Janette’s life ended in January 2025 at 66 years of age. A glioblastoma multiforme was diagnosed in May 2020. This event is a celebration of Janettes’s love of music and song and to express our thanks for all that the lovely Janette meant to us.
Janette was accepted into Newton Park , Bath college of Higher education in 1976 to study for a B.Ed.with the major academic subject being music. This event was the culmination of a great deal of hard work and dedication to her instruments of piano and voice for over a decade. Those years started with Sunday School seasonal performances and progressed to music festivals of piano and voice in her native N northern Ireland, Janette played clarinet in the school orchestra, not forgetting the guitar.
Her tutors at Bath were very complimentary about her expression and feeling for the piano, and the clarity of her voice. Success was achieved with her college choir at the Llangollen International Music Eisteddford in 1977 and 1978 where they came first in their classification. Quite an accolade.

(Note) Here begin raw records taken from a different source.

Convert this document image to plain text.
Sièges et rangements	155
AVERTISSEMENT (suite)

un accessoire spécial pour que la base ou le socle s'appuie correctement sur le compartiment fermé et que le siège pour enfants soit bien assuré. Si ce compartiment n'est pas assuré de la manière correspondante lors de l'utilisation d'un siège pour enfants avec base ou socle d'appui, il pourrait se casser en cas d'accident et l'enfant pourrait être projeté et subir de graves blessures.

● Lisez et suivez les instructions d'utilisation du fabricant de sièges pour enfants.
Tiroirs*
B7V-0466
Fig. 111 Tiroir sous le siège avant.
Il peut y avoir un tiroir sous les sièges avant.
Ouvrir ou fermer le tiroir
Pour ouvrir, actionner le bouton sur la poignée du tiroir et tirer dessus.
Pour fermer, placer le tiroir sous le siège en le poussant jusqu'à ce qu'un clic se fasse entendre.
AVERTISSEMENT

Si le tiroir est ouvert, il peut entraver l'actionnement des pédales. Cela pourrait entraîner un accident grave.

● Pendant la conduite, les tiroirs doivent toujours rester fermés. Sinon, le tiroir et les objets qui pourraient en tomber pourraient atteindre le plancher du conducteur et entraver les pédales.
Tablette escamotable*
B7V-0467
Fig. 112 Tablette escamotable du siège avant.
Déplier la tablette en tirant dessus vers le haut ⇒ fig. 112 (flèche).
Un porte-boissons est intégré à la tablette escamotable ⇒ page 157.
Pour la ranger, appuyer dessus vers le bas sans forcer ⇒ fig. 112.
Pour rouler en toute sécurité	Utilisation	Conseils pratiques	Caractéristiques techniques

Janette completed her time at Bath and began Primary school teaching soon afterwards. She taught until her cancer diagnosis, and was enormously loved and appreciated wherever she worked. There were many highlights and memorable moments during her career. Four years in Mombassa in the 1990’s was achance for janette to show her ‘mettle’. Singing solo for the Nyali singers and playing piano for various musicals with The Little Theatre Club and an unaccompanied performance of Riverdance’s ‘The Heart’s Cry’ at the beginning of a charity ceilidh in the ruins of Fort Jesus in Mombassa was extra special. A magical moment when out of the darkness of the clear still night lit by a single light, Janette emerged and sang most beautifully.
Her time in Whitley Bay began in 1999 and not too long afterwards Janette was teaching at Church High School in Jesmond. She was very much at home there, bringing her talents to the fore there as a musician and educator.
Janette sang in several choirs, notably with the Royal Northern Symphonia and Inspiration at the former Sage in Gateshead. A very gifted and precise sight reader was Janette. The brain tumour robbed her of those skills quite quickly and she was utterly devastated. Her ability to process information was severely hampered and another joy of her life, reading novels, faded away. She tried to relearn the piano with no success. Janette said she wasn’t a ‘party animal’ that could sit and rattle out a tune without music. She continued to sing with a local choir, Whitley Women Community Choir, until that, too, ended in 2024 as byb now Janette was having difficulty recognising words. Her joy was, however, unmeasurable with the arrival of first Emily then Sadie, two beautiful grandchildren. It would melt your heart to see her singing nursery rhymes to them and playing on the floor, something she thought would happen when first diagnosed.Her tremendous talent was matched by her modesty- she was her own worst critic, a common trait of those more gifted than the rest of us, always downplaying her talents. She’d say to neighbours how awful it must be to have to listen to her practising next door. On the contrary, the neighbours said that when they moved in and heard the piano on their first Sunday evening that they sat at the bottom of their stairs and had a wee cry- they knew they’d moved to the right address.
But her friends knew she was extremely accomplished, played piano beautifully and sang confidently. More than anything, Janette was such a wonderful lady, proud mum and granny and a thoroughly good person.
And Janette was certainly good enough! ‘Agile and accurate..fluent with a sense of performance’ and ‘She has found her way to the heart of the words…her words move us deeply and we see the love in her face’ are not comments given to a seventeen year old who isn’t top class.
And Janette WAS a party animal. She had some of the best lists of party music, she wasn’t all about classical. The dance floor on a Saturday night would be given the same gusto and attention as piano and voice practice on a Sunday evening.